What is it about, then? Well, the dramatization is simply a slice-of-life story about what these four get up to while in lockdown. Paul reads or, at least, pretends to, in order to sound smart when journalists interview him about the changing landscape of making and watching movies during a pandemic—if either is even possible or a good idea at the time.

Meanwhile, Etienne, who hosts a radio show about the history of rock music, gets some broadcasting equipment sent to the house, and he has to jury-rig a setup that will allow him to return to doing a show live. The women are there, too, mainly so that Paul has another outlet to espouse his ideas about art.

The more interesting thing, perhaps, for people who care about filmmaking and filmmakers is that Assayas himself provides narration to the story. He ignores the fact that his screenplay is a work of fiction and speaks of his own experiences—both in terms of personal history and professional anecdotes—in between scenes. From that, we have to assume most of what's on screen is as autobiographical about his time during lockdown as the narration, and one can almost feel the filmmaker's efforts to make this intentionally aimless seem relevant by way of his voice-over.

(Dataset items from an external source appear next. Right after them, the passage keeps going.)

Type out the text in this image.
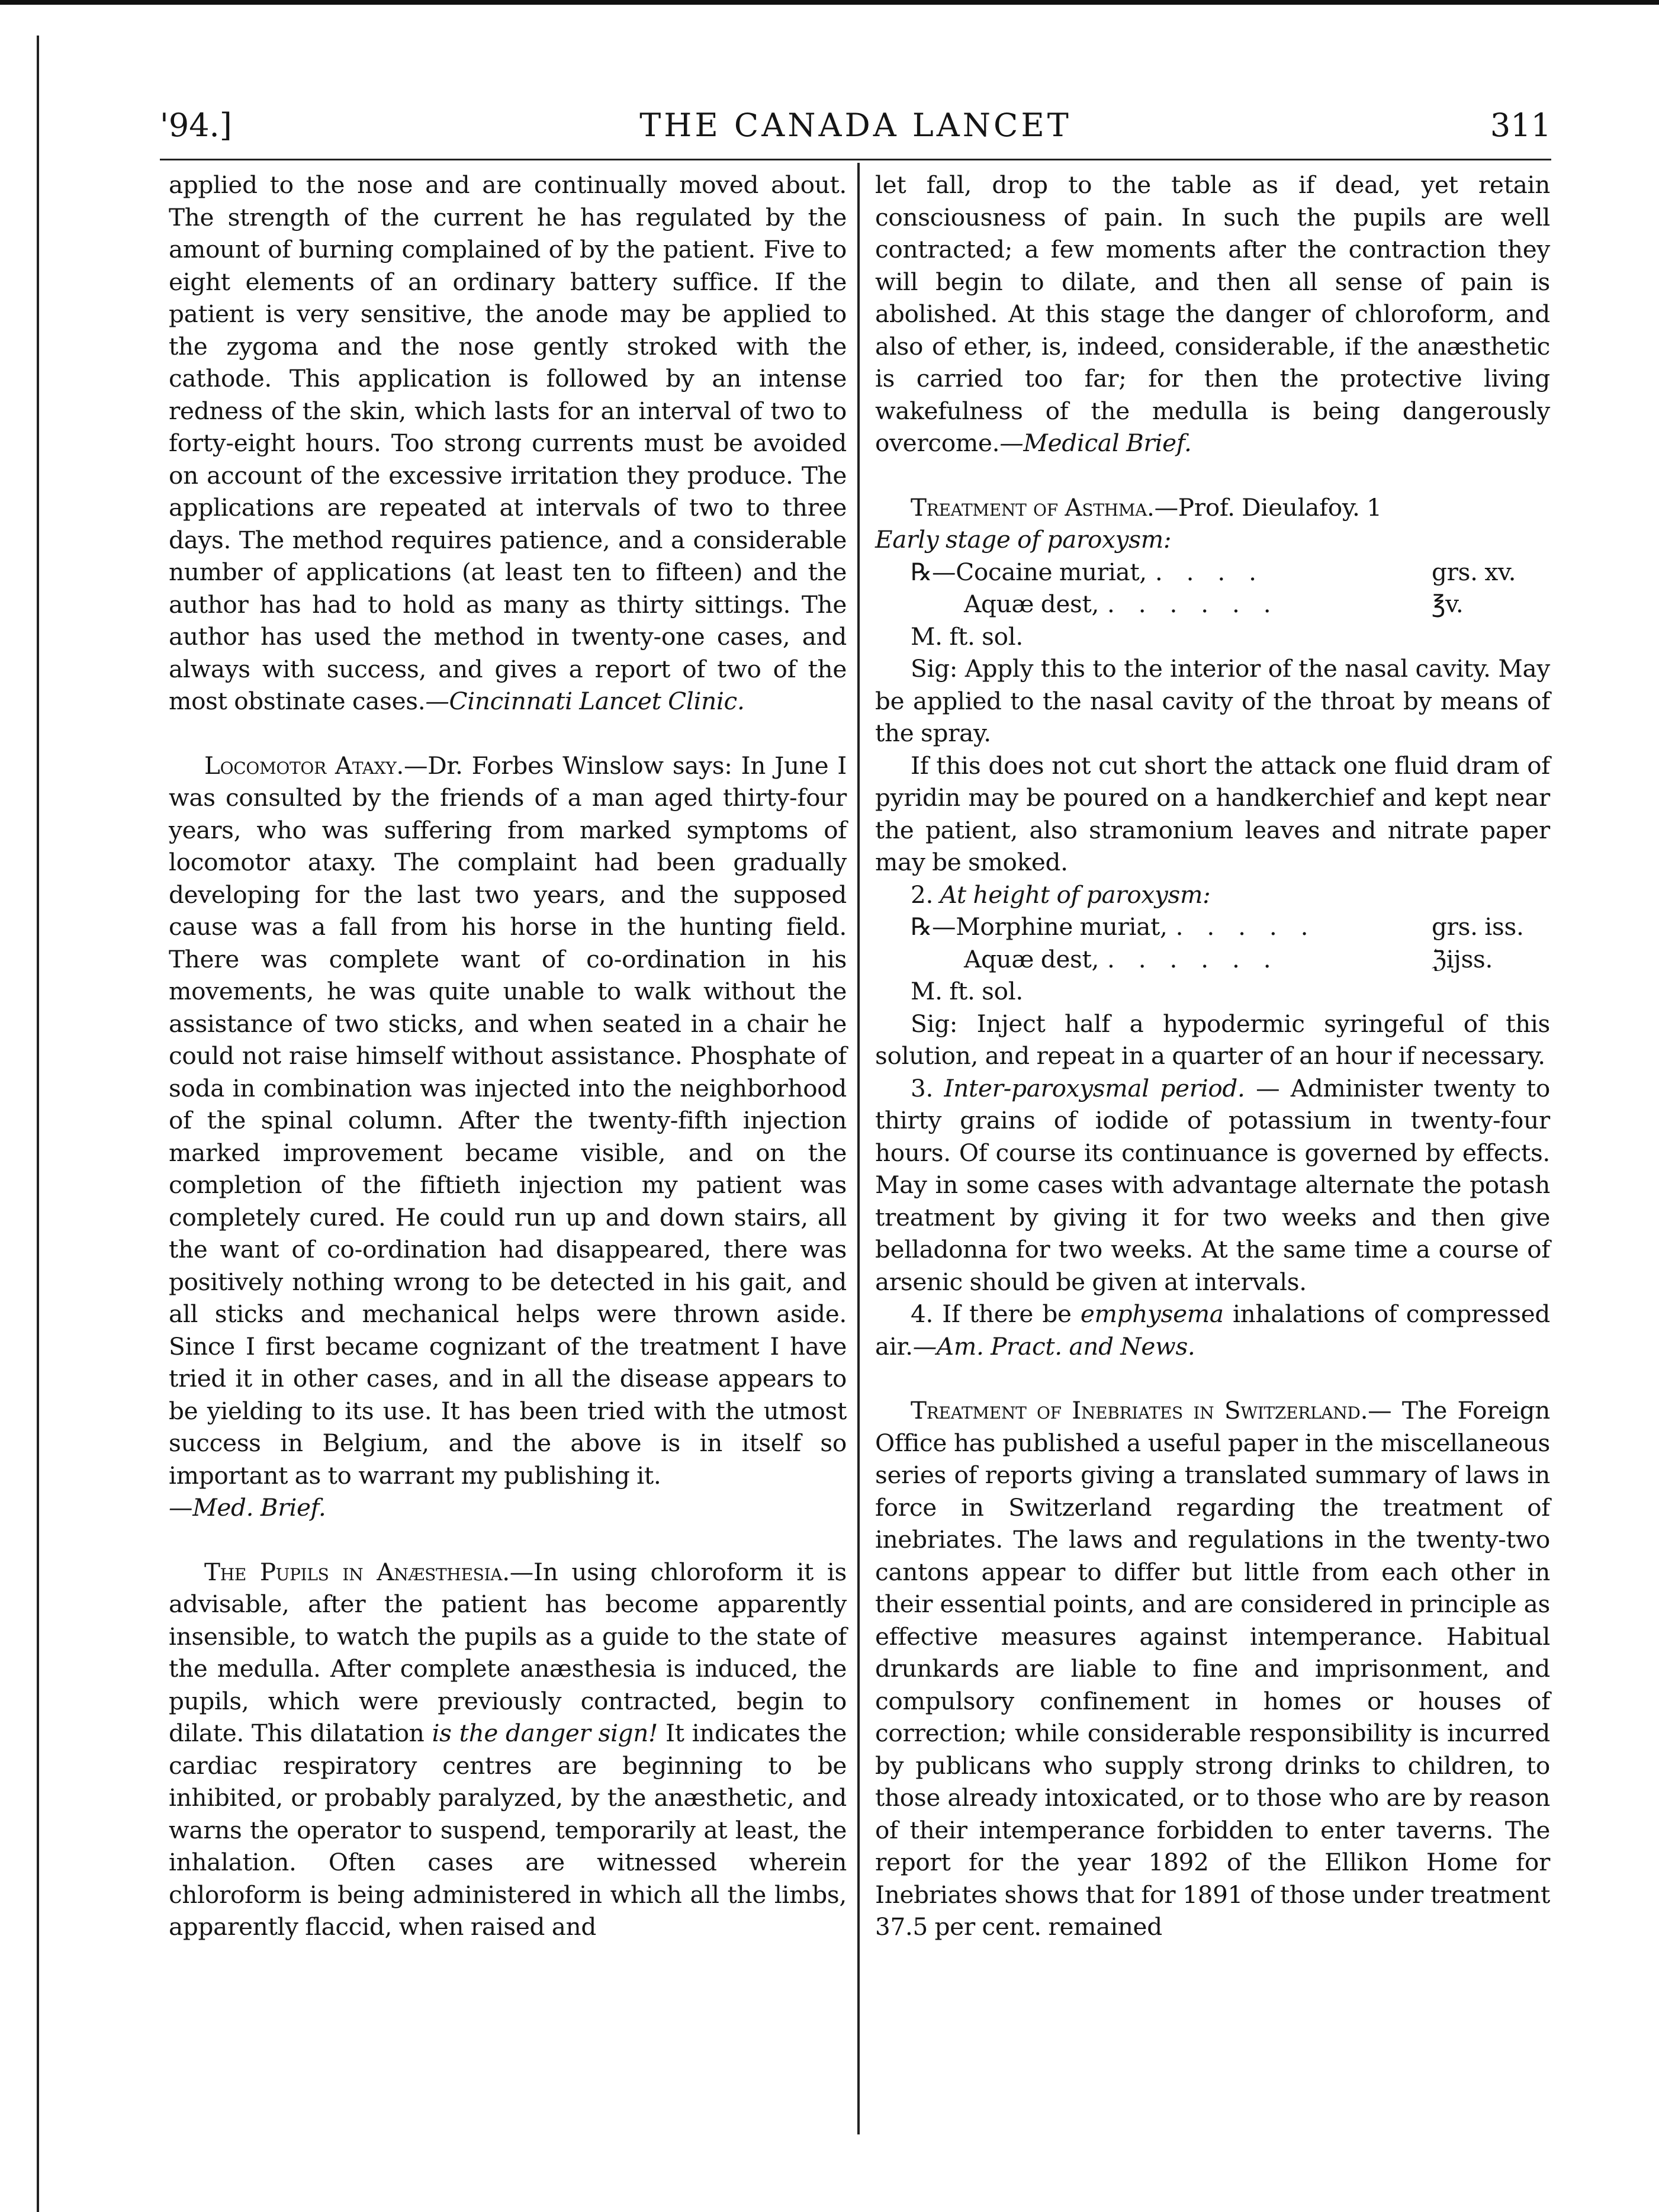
'94.]	THE CANADA LANCET	311

applied to the nose and are continually moved about. The strength of the current he has regulated by the amount of burning complained of by the patient. Five to eight elements of an ordinary battery suffice. If the patient is very sensitive, the anode may be applied to the zygoma and the nose gently stroked with the cathode. This application is followed by an intense redness of the skin, which lasts for an interval of two to forty-eight hours. Too strong currents must be avoided on account of the excessive irritation they produce. The applications are repeated at intervals of two to three days. The method requires patience, and a considerable number of applications (at least ten to fifteen) and the author has had to hold as many as thirty sittings. The author has used the method in twenty-one cases, and always with success, and gives a report of two of the most obstinate cases.—Cincinnati Lancet Clinic.

Locomotor Ataxy.—Dr. Forbes Winslow says: In June I was consulted by the friends of a man aged thirty-four years, who was suffering from marked symptoms of locomotor ataxy. The complaint had been gradually developing for the last two years, and the supposed cause was a fall from his horse in the hunting field. There was complete want of co-ordination in his movements, he was quite unable to walk without the assistance of two sticks, and when seated in a chair he could not raise himself without assistance. Phosphate of soda in combination was injected into the neighborhood of the spinal column. After the twenty-fifth injection marked improvement became visible, and on the completion of the fiftieth injection my patient was completely cured. He could run up and down stairs, all the want of co-ordination had disappeared, there was positively nothing wrong to be detected in his gait, and all sticks and mechanical helps were thrown aside. Since I first became cognizant of the treatment I have tried it in other cases, and in all the disease appears to be yielding to its use. It has been tried with the utmost success in Belgium, and the above is in itself so important as to warrant my publishing it.

—Med. Brief.

The Pupils in Anæsthesia.—In using chloroform it is advisable, after the patient has become apparently insensible, to watch the pupils as a guide to the state of the medulla. After complete anæsthesia is induced, the pupils, which were previously contracted, begin to dilate. This dilatation is the danger sign! It indicates the cardiac respiratory centres are beginning to be inhibited, or probably paralyzed, by the anæsthetic, and warns the operator to suspend, temporarily at least, the inhalation. Often cases are witnessed wherein chloroform is being administered in which all the limbs, apparently flaccid, when raised and

let fall, drop to the table as if dead, yet retain consciousness of pain. In such the pupils are well contracted; a few moments after the contraction they will begin to dilate, and then all sense of pain is abolished. At this stage the danger of chloroform, and also of ether, is, indeed, considerable, if the anæsthetic is carried too far; for then the protective living wakefulness of the medulla is being dangerously overcome.—Medical Brief.

Treatment of Asthma.—Prof. Dieulafoy. 1

Early stage of paroxysm:

℞—Cocaine muriat, . . . .	grs. xv.
Aquæ dest, . . . . . .	℥v.

M. ft. sol.

Sig: Apply this to the interior of the nasal cavity. May be applied to the nasal cavity of the throat by means of the spray.

If this does not cut short the attack one fluid dram of pyridin may be poured on a handkerchief and kept near the patient, also stramonium leaves and nitrate paper may be smoked.

2. At height of paroxysm:

℞—Morphine muriat, . . . . .	grs. iss.
Aquæ dest, . . . . . .	ℨijss.

M. ft. sol.

Sig: Inject half a hypodermic syringeful of this solution, and repeat in a quarter of an hour if necessary.

3. Inter-paroxysmal period. — Administer twenty to thirty grains of iodide of potassium in twenty-four hours. Of course its continuance is governed by effects. May in some cases with advantage alternate the potash treatment by giving it for two weeks and then give belladonna for two weeks. At the same time a course of arsenic should be given at intervals.

4. If there be emphysema inhalations of compressed air.—Am. Pract. and News.

Treatment of Inebriates in Switzerland.— The Foreign Office has published a useful paper in the miscellaneous series of reports giving a translated summary of laws in force in Switzerland regarding the treatment of inebriates. The laws and regulations in the twenty-two cantons appear to differ but little from each other in their essential points, and are considered in principle as effective measures against intemperance. Habitual drunkards are liable to fine and imprisonment, and compulsory confinement in homes or houses of correction; while considerable responsibility is incurred by publicans who supply strong drinks to children, to those already intoxicated, or to those who are by reason of their intemperance forbidden to enter taverns. The report for the year 1892 of the Ellikon Home for Inebriates shows that for 1891 of those under treatment 37.5 per cent. remained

At times, both Paul and Assayas' voice talk about finding new ways to make movies, ideally by returning to nature, which served as inspiration to countless artists centuries before the medium of film was even a thought. There are some admittedly beautiful moments of the countryside here, as well as thoughtful considerations of the past and memory, but if the filmmaker wants to spark some kind of revolution, that must be on his to-do list for later.

Of course, that might be the joke of Suspended Time, which also has Paul speaking about what he hoped would be the result of the pandemic and shelter-in-place orders. Instead of real change, everything looks as if it's going back to previously normal mundanity, and if the mundaneness of this movie is the gag, it's even less insightful than the rest of it.